Тут ветер ночей совиных с маху ударил в окно, и за дверь, которая распахнулась рывком, скользнул молнией, бледный, весь трепещущий Алеша. Швырнув на пол суму пустую, пустую третий день, схватился, будто в нем судорога, за дверную ручку, не выпуская ее ни на минуту, словно боясь, что войдет кто-то и подавит все кругом темным, неморгающим оком, — а сам взвизгивал нечеловечьим, заглушённым визгом.

Первый спросил его Савосьян: — Ты штой-то, Алексей?. Забормотал невнятно в ответ, — трудно было понять его: —…столб, черный столб идет. За мной всю дорогу шел… От Семеновска бегом драл. Два их было… один над Петушихой рассыпался!..

Переглянулись старики, у них стало холодать в спинах.

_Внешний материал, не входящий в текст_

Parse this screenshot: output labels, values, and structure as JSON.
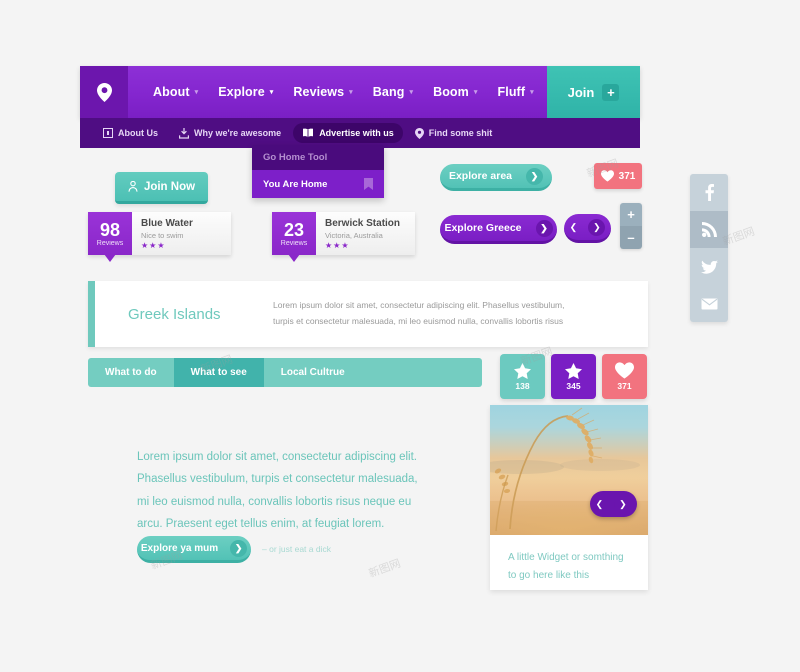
{
  "nav": {
    "logo_icon": "location-pin-icon",
    "items": [
      {
        "label": "About",
        "caret": "▾"
      },
      {
        "label": "Explore",
        "caret": "▾"
      },
      {
        "label": "Reviews",
        "caret": "▾"
      },
      {
        "label": "Bang",
        "caret": "▾"
      },
      {
        "label": "Boom",
        "caret": "▾"
      },
      {
        "label": "Fluff",
        "caret": "▾"
      }
    ],
    "join_label": "Join",
    "join_plus": "+",
    "subnav": [
      {
        "label": "About Us",
        "icon": "square-box-icon"
      },
      {
        "label": "Why we're awesome",
        "icon": "download-icon"
      },
      {
        "label": "Advertise with us",
        "icon": "book-icon"
      },
      {
        "label": "Find some shit",
        "icon": "location-pin-icon"
      }
    ]
  },
  "dropdown": {
    "header": "Go Home Tool",
    "selected": "You Are Home",
    "selected_icon": "bookmark-icon"
  },
  "join_now": {
    "label": "Join Now",
    "icon": "user-lock-icon"
  },
  "review_cards": [
    {
      "count": "98",
      "count_label": "Reviews",
      "title": "Blue Water",
      "subtitle": "Nice to swim",
      "stars": "★★★"
    },
    {
      "count": "23",
      "count_label": "Reviews",
      "title": "Berwick Station",
      "subtitle": "Victoria, Australia",
      "stars": "★★★"
    }
  ],
  "buttons": {
    "explore_area": "Explore area",
    "explore_greece": "Explore Greece",
    "arrow_right": "❯",
    "arrow_left": "❮",
    "zoom_in": "+",
    "zoom_out": "–"
  },
  "heart_badge": {
    "count": "371",
    "icon": "heart-icon"
  },
  "panel": {
    "title": "Greek Islands",
    "line1": "Lorem ipsum dolor sit amet, consectetur adipiscing elit. Phasellus vestibulum,",
    "line2": "turpis et consectetur malesuada, mi leo euismod nulla, convallis lobortis risus"
  },
  "tabs": [
    {
      "label": "What to do",
      "active": false
    },
    {
      "label": "What to see",
      "active": true
    },
    {
      "label": "Local Cultrue",
      "active": false
    }
  ],
  "stat_badges": [
    {
      "icon": "star-icon",
      "count": "138",
      "color": "#6ccac0"
    },
    {
      "icon": "star-icon",
      "count": "345",
      "color": "#7a1ec4"
    },
    {
      "icon": "heart-icon",
      "count": "371",
      "color": "#f2737f"
    }
  ],
  "content": {
    "line1": "Lorem ipsum dolor sit amet, consectetur adipiscing elit.",
    "line2": "Phasellus vestibulum, turpis et consectetur malesuada,",
    "line3": "mi leo euismod nulla, convallis lobortis risus neque eu",
    "line4": "arcu. Praesent eget tellus enim, at feugiat lorem.",
    "cta_label": "Explore ya mum",
    "cta_note": "– or just eat a dick"
  },
  "widget": {
    "image_alt": "wheat-field-photo",
    "caption_line1": "A little Widget or somthing",
    "caption_line2": "to go here like this"
  },
  "social": [
    {
      "icon": "facebook-icon",
      "active": false
    },
    {
      "icon": "rss-icon",
      "active": true
    },
    {
      "icon": "twitter-icon",
      "active": false
    },
    {
      "icon": "email-icon",
      "active": false
    }
  ],
  "watermarks": [
    "新图网",
    "新图网",
    "新图网",
    "新图网",
    "新图网",
    "新图网"
  ]
}
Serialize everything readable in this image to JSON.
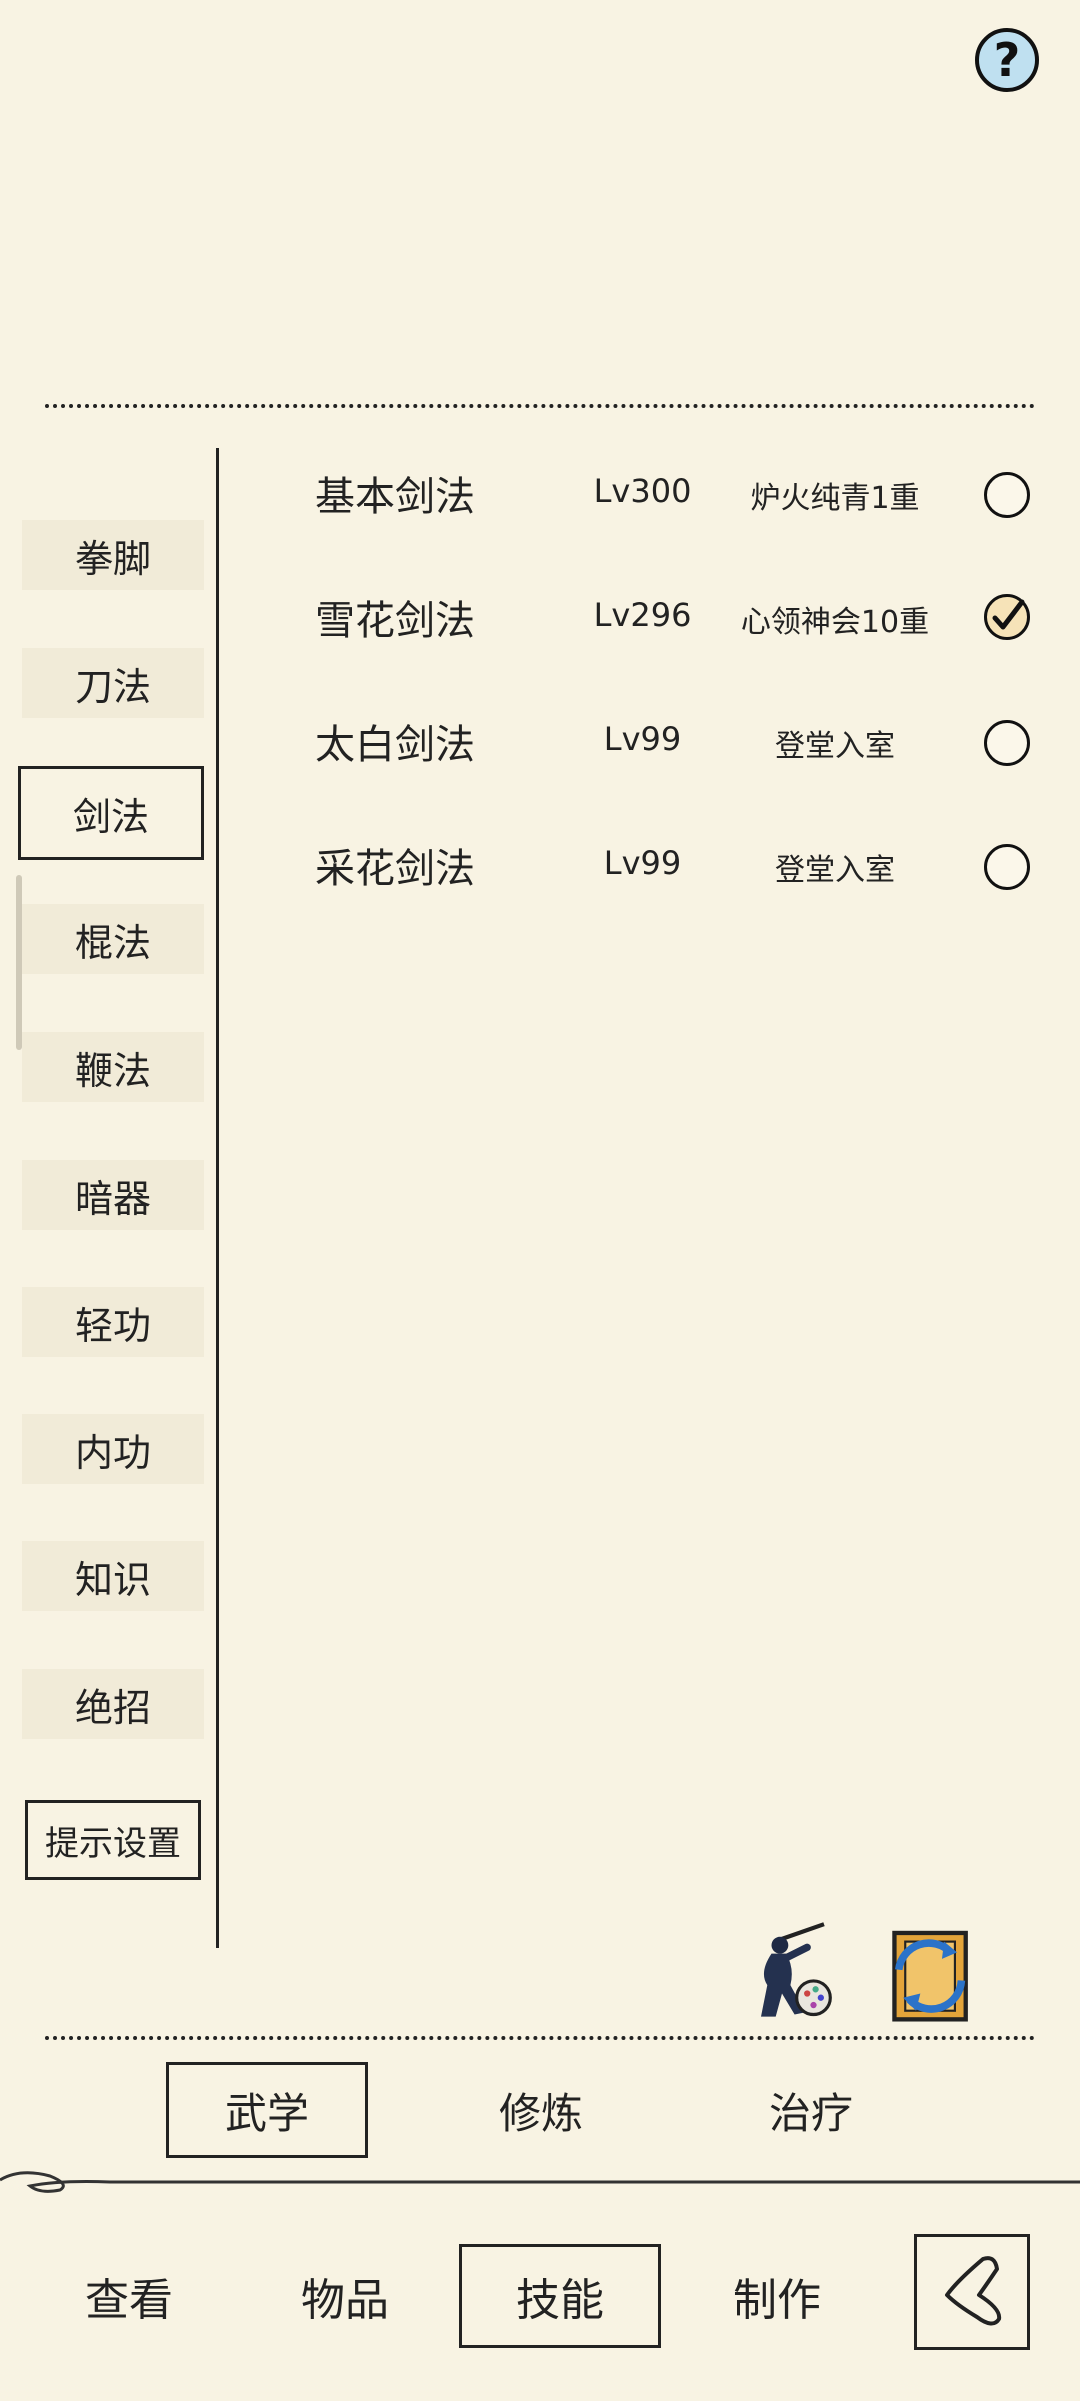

И слышали, покуда замолк Алеша: над проклятыми, обеспложенными полями звенело темное солнце, как навозная желтая муха в цепкой паутине беды.

Переждав мгновений двадцать, приоткрыл дверь осторожно Алеша, выглянул и, визгом страшным и предельным потрясая звенящее молчанье, — упал, мягко и сильно, затылком чавкнув об зашарканный косяк лавки.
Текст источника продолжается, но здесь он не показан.